Dataset - DigestPath2019 - Grand Challenge

In the challenge, participants will be provided with 2 datasets:

Signet ring cell dataset¶

Signet ring cell carcinoma is a type of rare adenocarcinoma with poor prognosis. Early detection of such cells leads to huge improvement of patients' survival rate. However, there is no existing public dataset with annotations for studying the problem of signet ring cell detection.

This dataset has positive samples and negative samples. Training positive samples contain 77 images from 20 WSIs, with cell bounding boxes written in xml. Training negative samples contain 378 images from 79 WSIs.These negative WSIs have no signet ring, but could contain other kinds of tumor cells.

Each signet ring cell is labeled by experienced pathologists with a rectangle bounding box tightly surrounding the cell. Each image is of size 2000X2000. The training images are from 2 organs, including gastric mucosa and intestine. Because of the difficulty of manual annotation, there exist some signet ring cells who are missed by pathologists. In other words, this dataset is a noisy dataset with its positive images not fully annotated.

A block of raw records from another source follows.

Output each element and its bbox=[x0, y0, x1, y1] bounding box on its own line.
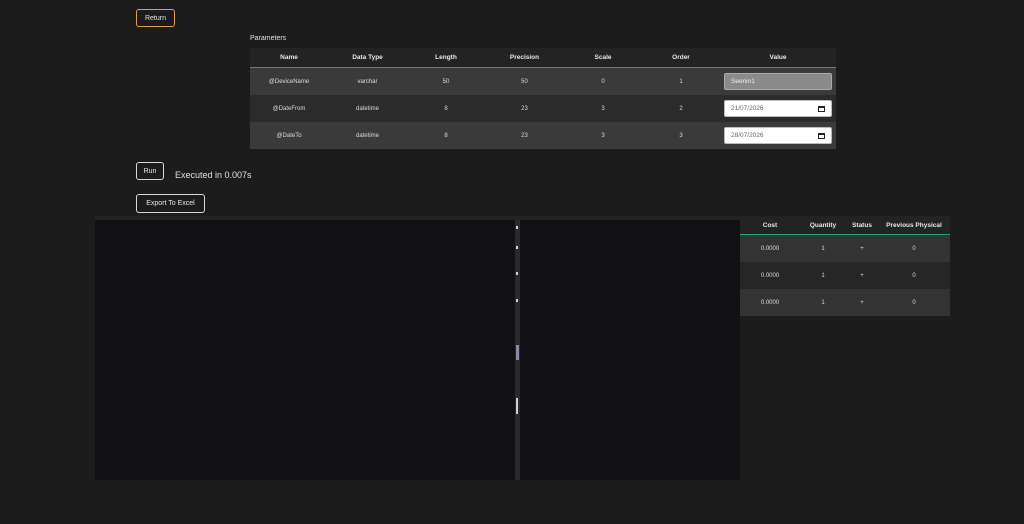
param-scale: 0 bbox=[601, 78, 605, 85]
param-length: 8 bbox=[444, 132, 448, 139]
param-length: 8 bbox=[444, 105, 448, 112]
param-precision: 23 bbox=[521, 132, 528, 139]
header-quantity: Quantity bbox=[809, 221, 837, 229]
table-row: @DeviceName varchar 50 50 0 1 Seenin1 bbox=[250, 68, 836, 95]
date-to-input[interactable]: 28/07/2026 bbox=[724, 127, 832, 144]
table-row: @DateFrom datetime 8 23 3 2 21/07/2026 bbox=[250, 95, 836, 122]
param-value-cell: Seenin1 bbox=[720, 68, 836, 95]
results-table: Cost Quantity Status Previous Physical 0… bbox=[740, 216, 950, 316]
table-row: @DateTo datetime 8 23 3 3 28/07/2026 bbox=[250, 122, 836, 149]
result-quantity: 1 bbox=[821, 272, 825, 279]
header-cost: Cost bbox=[762, 221, 778, 229]
result-previous-physical: 0 bbox=[912, 272, 916, 279]
result-status: + bbox=[860, 299, 864, 306]
param-order: 1 bbox=[679, 78, 683, 85]
header-status: Status bbox=[852, 221, 872, 229]
strip-marker bbox=[516, 299, 518, 302]
result-previous-physical: 0 bbox=[912, 245, 916, 252]
header-previous-physical: Previous Physical bbox=[886, 221, 942, 229]
date-from-input[interactable]: 21/07/2026 bbox=[724, 100, 832, 117]
result-status: + bbox=[860, 245, 864, 252]
calendar-icon[interactable] bbox=[818, 132, 825, 139]
strip-marker[interactable] bbox=[516, 398, 518, 414]
header-length: Length bbox=[435, 54, 457, 61]
param-type: datetime bbox=[355, 132, 379, 139]
strip-marker bbox=[516, 246, 518, 249]
calendar-icon[interactable] bbox=[818, 105, 825, 112]
header-data-type: Data Type bbox=[352, 54, 383, 61]
parameters-table: Name Data Type Length Precision Scale Or… bbox=[250, 48, 836, 149]
parameters-header: Name Data Type Length Precision Scale Or… bbox=[250, 48, 836, 68]
table-row: 0.0000 1 + 0 bbox=[740, 289, 950, 316]
results-overlay-left bbox=[95, 220, 515, 480]
param-name: @DateTo bbox=[276, 132, 302, 139]
strip-marker bbox=[516, 272, 518, 275]
param-value-cell: 21/07/2026 bbox=[720, 95, 836, 122]
param-precision: 23 bbox=[521, 105, 528, 112]
result-cost: 0.0000 bbox=[760, 299, 780, 306]
param-length: 50 bbox=[442, 78, 450, 85]
header-precision: Precision bbox=[509, 54, 540, 61]
date-from-value: 21/07/2026 bbox=[731, 105, 764, 112]
table-row: 0.0000 1 + 0 bbox=[740, 235, 950, 262]
result-previous-physical: 0 bbox=[912, 299, 916, 306]
param-order: 2 bbox=[679, 105, 683, 112]
device-name-input[interactable]: Seenin1 bbox=[724, 73, 832, 90]
results-overlay-right bbox=[520, 220, 740, 480]
param-name: @DateFrom bbox=[272, 105, 306, 112]
result-status: + bbox=[860, 272, 864, 279]
parameters-title: Parameters bbox=[250, 35, 287, 42]
param-name: @DeviceName bbox=[268, 78, 310, 85]
run-button[interactable]: Run bbox=[136, 162, 164, 180]
result-quantity: 1 bbox=[821, 245, 825, 252]
strip-marker bbox=[516, 226, 518, 229]
table-row: 0.0000 1 + 0 bbox=[740, 262, 950, 289]
param-scale: 3 bbox=[601, 105, 605, 112]
result-cost: 0.0000 bbox=[760, 245, 780, 252]
result-quantity: 1 bbox=[821, 299, 825, 306]
execution-time: Executed in 0.007s bbox=[175, 170, 252, 180]
header-name: Name bbox=[280, 54, 298, 61]
results-header: Cost Quantity Status Previous Physical bbox=[740, 216, 950, 235]
export-excel-button[interactable]: Export To Excel bbox=[136, 194, 205, 213]
header-value: Value bbox=[769, 54, 787, 61]
header-order: Order bbox=[672, 54, 690, 61]
param-order: 3 bbox=[679, 132, 683, 139]
param-type: varchar bbox=[357, 78, 378, 85]
param-precision: 50 bbox=[521, 78, 528, 85]
strip-marker bbox=[516, 345, 519, 360]
param-type: datetime bbox=[355, 105, 379, 112]
header-scale: Scale bbox=[594, 54, 612, 61]
param-value-cell: 28/07/2026 bbox=[720, 122, 836, 149]
device-name-value: Seenin1 bbox=[731, 78, 755, 85]
result-cost: 0.0000 bbox=[760, 272, 780, 279]
date-to-value: 28/07/2026 bbox=[731, 132, 764, 139]
param-scale: 3 bbox=[601, 132, 605, 139]
return-button[interactable]: Return bbox=[136, 9, 175, 27]
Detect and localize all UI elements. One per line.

For method evaluation, another 56 patients' 227 images are utilized, in which 27 images from 11 patients contain ring cells. For the normal region false positives, some negative samples which are either healthy or infected by other types of cancer will be added for training and evaluation.

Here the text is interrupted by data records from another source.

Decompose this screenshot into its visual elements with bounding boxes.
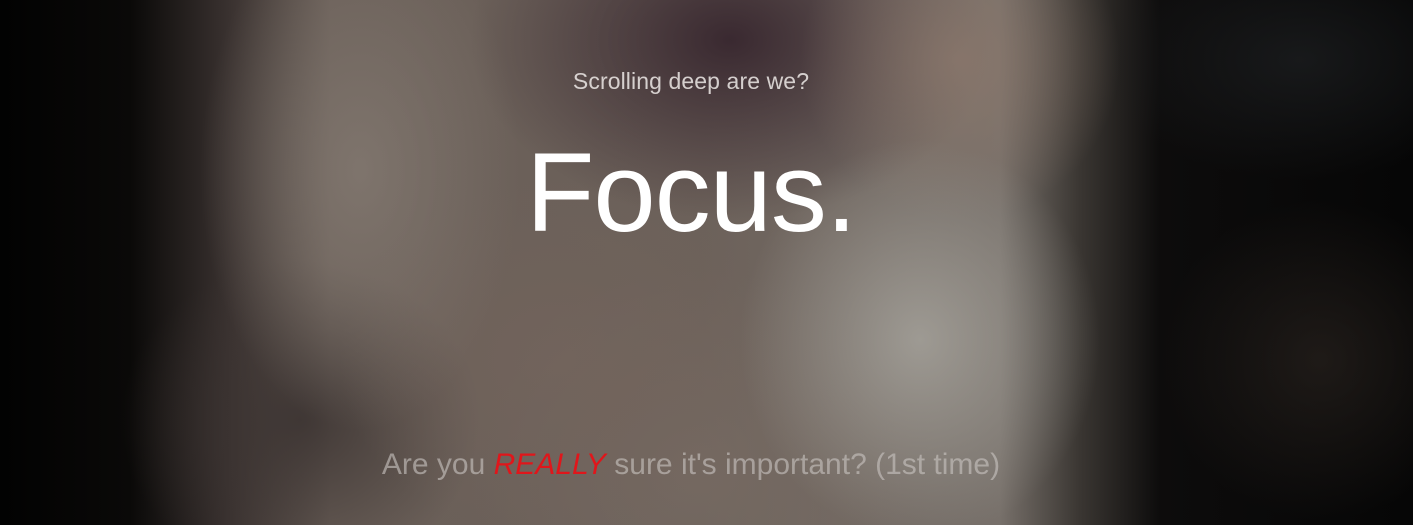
question-prefix: Are you bbox=[381, 448, 494, 481]
overlay-subtitle: Scrolling deep are we? bbox=[572, 68, 810, 94]
question-emphasis: REALLY bbox=[493, 448, 606, 481]
focus-overlay: Scrolling deep are we? Focus. Are you RE… bbox=[0, 0, 1413, 525]
overlay-content: Scrolling deep are we? Focus. Are you RE… bbox=[0, 0, 1413, 525]
question-suffix: sure it's important? (1st time) bbox=[605, 448, 1001, 481]
overlay-question: Are you REALLY sure it's important? (1st… bbox=[0, 448, 1382, 482]
overlay-headline: Focus. bbox=[525, 130, 857, 255]
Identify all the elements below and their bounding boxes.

All whole slide images were stained by hematoxylin and eosin and scanned at X40.

Sample of parts of images:

Sample of a full image:

Colonoscopy tissue segment dataset¶

Colonoscopy pathology examination can find cells of early-stage colon tumor from small tissue slices. Pathologists need to daily examine hundreds of tissue slices, which is a time consuming and exhausting work. Here we propose a challenge task on automatic colonoscopy tissue segmentation and screening, aiming at automatic lesion segmentation and classification of the whole tissue (benign vs. malignant).

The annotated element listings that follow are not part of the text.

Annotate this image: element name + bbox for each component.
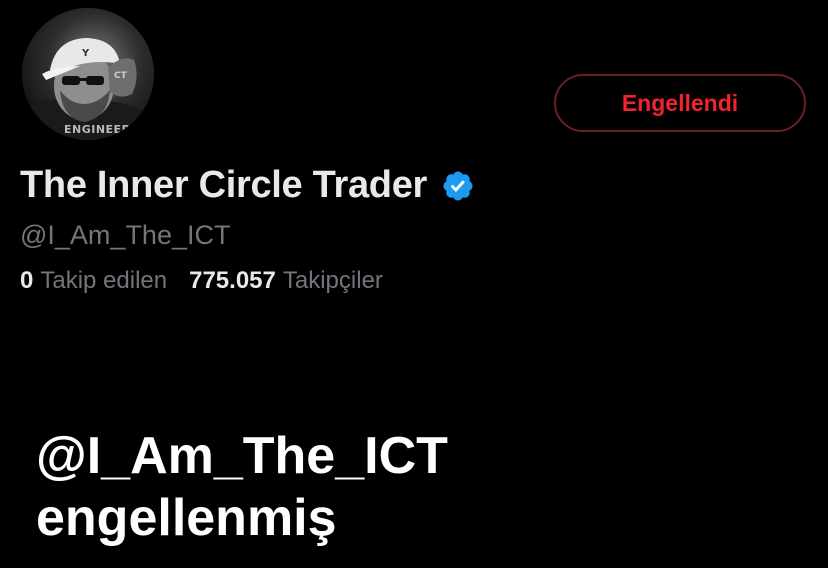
caption-line-1: @I_Am_The_ICT	[36, 427, 448, 485]
avatar-watermark: ENGINEER	[64, 123, 131, 136]
avatar-photo: Y CT	[22, 8, 154, 140]
following-link[interactable]: 0 Takip edilen	[20, 267, 167, 295]
avatar[interactable]: Y CT ENGINEER	[20, 6, 156, 142]
caption-line-2: engellenmiş	[36, 489, 337, 547]
display-name: The Inner Circle Trader	[20, 164, 428, 206]
profile-name-row: The Inner Circle Trader	[20, 164, 475, 207]
svg-text:Y: Y	[81, 48, 90, 59]
svg-text:CT: CT	[114, 71, 128, 81]
followers-link[interactable]: 775.057 Takipçiler	[189, 267, 383, 295]
profile-handle: @I_Am_The_ICT	[20, 220, 231, 250]
blocked-button[interactable]: Engellendi	[554, 74, 806, 132]
overlay-caption: @I_Am_The_ICT engellenmiş	[36, 425, 448, 549]
follow-stats: 0 Takip edilen 775.057 Takipçiler	[20, 267, 383, 295]
followers-count: 775.057	[189, 267, 276, 294]
following-count: 0	[20, 267, 34, 294]
following-label: Takip edilen	[40, 267, 168, 294]
verified-badge-icon[interactable]	[441, 169, 475, 203]
followers-label: Takipçiler	[282, 267, 383, 294]
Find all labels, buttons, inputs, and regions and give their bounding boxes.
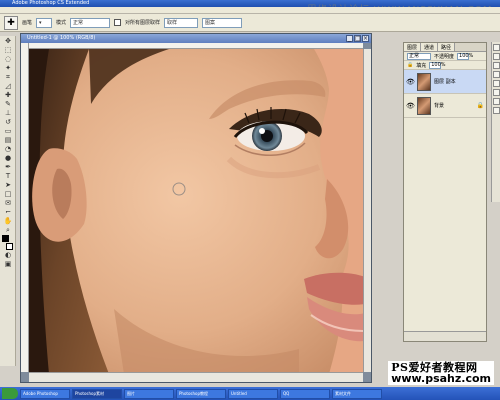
- layer-thumbnail: [417, 72, 431, 91]
- taskbar-item[interactable]: QQ: [280, 388, 330, 399]
- opacity-input[interactable]: 100%: [457, 52, 473, 60]
- eyedropper-tool-icon[interactable]: ⌐: [2, 208, 14, 216]
- taskbar-item[interactable]: 图片: [124, 388, 174, 399]
- brush-tool-icon[interactable]: ✎: [2, 100, 14, 108]
- color-icon[interactable]: [493, 62, 500, 69]
- dodge-tool-icon[interactable]: ●: [2, 154, 14, 162]
- brush-size-picker[interactable]: ▾: [36, 17, 53, 28]
- zoom-tool-icon[interactable]: ⌕: [2, 226, 14, 234]
- move-tool-icon[interactable]: ✥: [2, 37, 14, 45]
- start-button[interactable]: [2, 388, 18, 399]
- brushes-icon[interactable]: [493, 107, 500, 114]
- fill-row: 🔒 填充 100%: [404, 61, 486, 70]
- panel-footer: [404, 331, 486, 341]
- source-select[interactable]: 取样: [164, 17, 199, 28]
- path-select-tool-icon[interactable]: ➤: [2, 181, 14, 189]
- history-icon[interactable]: [493, 89, 500, 96]
- minimize-icon[interactable]: _: [346, 35, 353, 42]
- watermark-line-2: www.psahz.com: [391, 372, 491, 385]
- vertical-scrollbar[interactable]: [363, 49, 371, 372]
- taskbar-item[interactable]: Photoshop教程: [176, 388, 226, 399]
- notes-tool-icon[interactable]: ✉: [2, 199, 14, 207]
- eraser-tool-icon[interactable]: ▭: [2, 127, 14, 135]
- image-canvas[interactable]: [29, 49, 363, 372]
- background-color-swatch[interactable]: [6, 243, 13, 250]
- screen-mode-icon[interactable]: ▣: [2, 260, 14, 268]
- tab-layers[interactable]: 图层: [404, 43, 422, 51]
- sample-all-checkbox[interactable]: [114, 19, 122, 26]
- quick-mask-icon[interactable]: ◐: [2, 251, 14, 259]
- tab-paths[interactable]: 路径: [438, 43, 456, 51]
- options-bar: ✚ 画笔 ▾ 模式 正常 对所有图层取样 取样 图案: [0, 14, 500, 32]
- document-title: Untitled-1 @ 100% (RGB/8): [27, 35, 96, 41]
- lasso-tool-icon[interactable]: ◌: [2, 55, 14, 63]
- layer-name: 图层 副本: [434, 79, 456, 85]
- close-icon[interactable]: ×: [362, 35, 369, 42]
- layer-item[interactable]: 👁 背景 🔒: [404, 94, 486, 118]
- marquee-tool-icon[interactable]: ⬚: [2, 46, 14, 54]
- taskbar-item[interactable]: Adobe Photoshop: [20, 388, 70, 399]
- navigator-icon[interactable]: [493, 44, 500, 51]
- taskbar-item[interactable]: Untitled: [228, 388, 278, 399]
- menu-bar[interactable]: [0, 7, 500, 14]
- info-icon[interactable]: [493, 53, 500, 60]
- watermark-bottom: PS爱好者教程网 www.psahz.com: [388, 361, 494, 385]
- brush-label: 画笔: [22, 20, 33, 26]
- tab-channels[interactable]: 通道: [421, 43, 439, 51]
- app-title: Adobe Photoshop CS Extended: [12, 0, 90, 6]
- vertical-ruler: [21, 43, 29, 372]
- blend-mode-select[interactable]: 正常: [407, 52, 431, 60]
- document-window: Untitled-1 @ 100% (RGB/8) _ □ ×: [20, 33, 372, 383]
- taskbar-item[interactable]: Photoshop素材: [72, 388, 122, 399]
- sample-label: 对所有图层取样: [125, 20, 161, 26]
- fill-label: 填充: [416, 62, 427, 69]
- taskbar: Adobe Photoshop Photoshop素材 图片 Photoshop…: [0, 387, 500, 400]
- shape-tool-icon[interactable]: □: [2, 190, 14, 198]
- foreground-color-swatch[interactable]: [2, 235, 9, 242]
- crop-tool-icon[interactable]: ⌗: [2, 73, 14, 81]
- lock-icon[interactable]: 🔒: [407, 62, 413, 68]
- stamp-tool-icon[interactable]: ⊥: [2, 109, 14, 117]
- layer-item[interactable]: 👁 图层 副本: [404, 70, 486, 94]
- blend-row: 正常 不透明度 100%: [404, 52, 486, 61]
- eye-icon[interactable]: 👁: [406, 102, 415, 110]
- healing-tool-icon[interactable]: ✚: [2, 91, 14, 99]
- fill-input[interactable]: 100%: [429, 61, 446, 69]
- gradient-tool-icon[interactable]: ▤: [2, 136, 14, 144]
- styles-icon[interactable]: [493, 80, 500, 87]
- pen-tool-icon[interactable]: ✒: [2, 163, 14, 171]
- history-brush-tool-icon[interactable]: ↺: [2, 118, 14, 126]
- hand-tool-icon[interactable]: ✋: [2, 217, 14, 225]
- layer-thumbnail: [417, 96, 431, 115]
- slice-tool-icon[interactable]: ◿: [2, 82, 14, 90]
- maximize-icon[interactable]: □: [354, 35, 361, 42]
- document-titlebar[interactable]: Untitled-1 @ 100% (RGB/8) _ □ ×: [21, 34, 371, 43]
- layer-name: 背景: [434, 103, 445, 109]
- swatches-icon[interactable]: [493, 71, 500, 78]
- layers-panel: 图层 通道 路径 正常 不透明度 100% 🔒 填充 100% 👁 图层 副本 …: [403, 42, 487, 342]
- taskbar-item[interactable]: 素材文件: [332, 388, 382, 399]
- blur-tool-icon[interactable]: ◔: [2, 145, 14, 153]
- mode-label: 模式: [56, 20, 67, 26]
- magic-wand-tool-icon[interactable]: ✦: [2, 64, 14, 72]
- panel-tabs: 图层 通道 路径: [404, 43, 486, 52]
- pattern-select[interactable]: 图案: [202, 17, 243, 28]
- horizontal-scrollbar[interactable]: [29, 372, 363, 382]
- actions-icon[interactable]: [493, 98, 500, 105]
- mode-select[interactable]: 正常: [70, 17, 111, 28]
- type-tool-icon[interactable]: T: [2, 172, 14, 180]
- layer-lock-icon: 🔒: [476, 102, 484, 109]
- eye-icon[interactable]: 👁: [406, 78, 415, 86]
- opacity-label: 不透明度: [434, 53, 455, 60]
- toolbox: ✥ ⬚ ◌ ✦ ⌗ ◿ ✚ ✎ ⊥ ↺ ▭ ▤ ◔ ● ✒ T ➤ □ ✉ ⌐ …: [0, 36, 16, 366]
- portrait-photo: [29, 49, 363, 372]
- healing-brush-tool-icon[interactable]: ✚: [4, 15, 18, 30]
- palette-well: [491, 42, 500, 202]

This dataset has positive samples and negative samples. Training positive samples contain 250 images of tissue from 93 WSIs, with pixel-level annotation in jpg format, where 0 means background and 255 for foreground (malignant lesion). You could simply get binary mask by a threshold 128. Training negative samples contain 410 images of tissue from 231 WSI. This negative images have no annotation because they don't have any malignant lesion.

For colonoscopy pathology examination, there are 10 or more tissues in a single WSI. To make this task easier, we selected one or two tissues in a WSI and did segment annotation by our pathologists. Also, we notice a small number of malignant grands could be missed by pathologists.

The average size of all images are of 5000x5000 pixels, some of them are extremely huge. We will also provide another 152 patients' 212 tissues as the testing set, in which 90 images from 65 patients contain lesion. All whole slide images were stained by hematoxylin and eosin and scanned at X20.

The data in the challenge will show great variations in terms of appearance because the data are collected from 4 medical centers, especially from several small centers in developing countries/regions. Image style differences can be an obstacle for the screening task. Holding the challenge and releasing the large quantity of expert level annotations will attract much attention from the medical imaging community and substantially advance the research on automatic colonoscopy screening.

The criteria for distinguishing between benign(negative) and malignant(positive) is really hard. Again, to make this task easier for a academic competition, according to WHO classification of tumours of the digestive system, we regard the following diseases as malignant lesion: high grade intraepithelial neoplasia and adenocarcinoma, including papillary adenocarcinoma, mucinous adenocarcinoma, poorly cohesive carcinoma and signet ring cell carcinoma. Low grade intraepithelial neoplasia and severe inflammation are usually hard case for pathologists. Then this dataset will not include these hard cases. Notice that in practical clinical diagnosis, pathologists would face more difficult and complicated situations.

Sample of part of image:

Sample of a full image:

The challenge only releases the training set and keeps testing set secret.